Kraushaar summarizes his findings at the top of the post:
Shifts in the demographics of the two parties’ supporters — taking place before our eyes — are arguably the biggest political story of our time.
The big picture: Republicans are becoming more working class and a little more multiracial. Democrats are becoming more elite and a little more white.
Why it matters: Democrats’ hopes for retaining power rest on nonwhite voters remaining a reliable part of the party’s coalition. Democrats’ theory of the case collapses if Republicans make even incremental gains with those voters.
Kraushaar adds this proviso: “Suburban districts still make up the majority of congressional battlegrounds, and the GOP’s Trumpified brand remains a threat to limit their gains.” He adds the following bullet points:
• Republican candidates holding extreme views on abortion or echoing Trump’s election lies are still toxic in the suburbs.
• Since the Supreme Court’s abortion ruling, Democrats have made small gains in national polls.
He concludes: “The GOP is trading soccer moms for Walmart dads.”

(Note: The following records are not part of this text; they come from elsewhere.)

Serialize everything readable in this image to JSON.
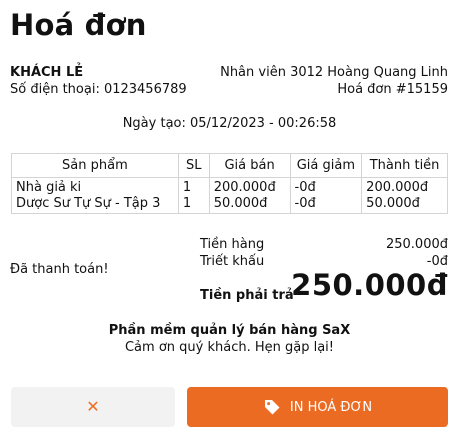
{
  "title": "Hoá đơn",
  "customer": {
    "name": "KHÁCH LẺ",
    "phone": "Số điện thoại: 0123456789"
  },
  "invoice": {
    "staff": "Nhân viên 3012 Hoàng Quang Linh",
    "number": "Hoá đơn #15159",
    "created": "Ngày tạo: 05/12/2023 - 00:26:58"
  },
  "table": {
    "headers": [
      "Sản phẩm",
      "SL",
      "Giá bán",
      "Giá giảm",
      "Thành tiền"
    ],
    "rows": [
      [
        "Nhà giả ki",
        "1",
        "200.000đ",
        "-0đ",
        "200.000đ"
      ],
      [
        "Dược Sư Tự Sự - Tập 3",
        "1",
        "50.000đ",
        "-0đ",
        "50.000đ"
      ]
    ]
  },
  "status": "Đã thanh toán!",
  "summary": {
    "subtotal_label": "Tiền hàng",
    "subtotal_value": "250.000đ",
    "discount_label": "Triết khấu",
    "discount_value": "-0đ",
    "total_label": "Tiền phải trả",
    "total_value": "250.000đ"
  },
  "footer": {
    "brand": "Phần mềm quản lý bán hàng SaX",
    "thanks": "Cảm ơn quý khách. Hẹn gặp lại!"
  },
  "buttons": {
    "cancel_icon": "close-icon",
    "print_icon": "tag-icon",
    "print_label": "IN HOÁ ĐƠN"
  },
  "colors": {
    "accent": "#ec6b22",
    "cancel_bg": "#f2f2f2"
  }
}
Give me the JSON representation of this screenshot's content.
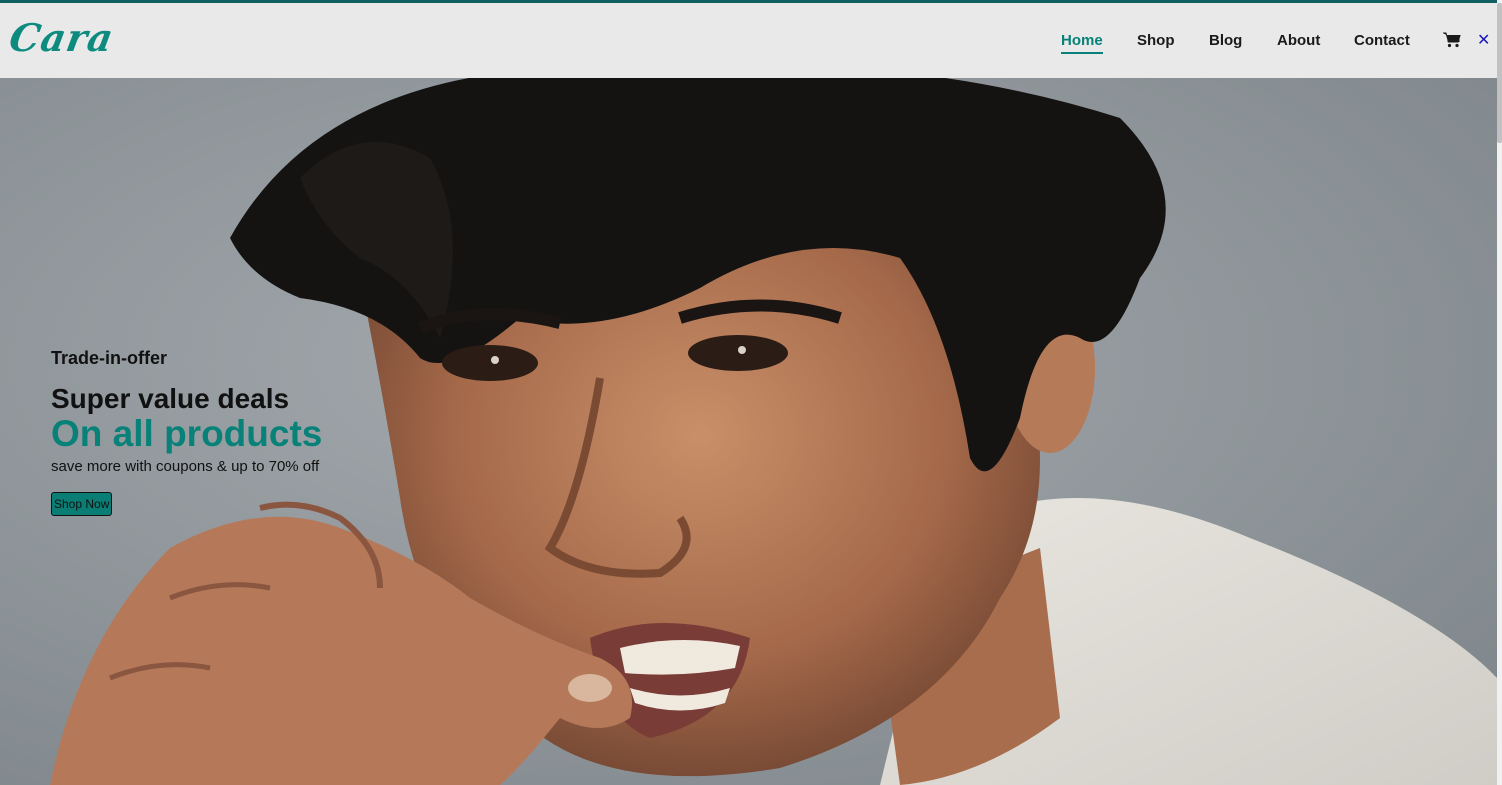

Kraushaar’s work picks up on a theme that Ruy Teixera has pursued on his Liberal Patriot (Substack) site. Today his post “Working Class and Hispanic Voters Are Losing Interest in the Party of Abortion, Gun Control and the January 6th Hearings” amplifies Kraushaar’s analysis. Much work remains to be done on it to assess permanence and impact. I would like to know more about the effects of the movement Teixera and Kraushaar observe.
I would only like to add that the progressivism of the Democratic Party has become a form of conspicuous consumption for the wealthy, the professional class, and the overeducated. This is an observation that has become increasingly obvious over the years. The Biden administration has served to add an exclamation point to it.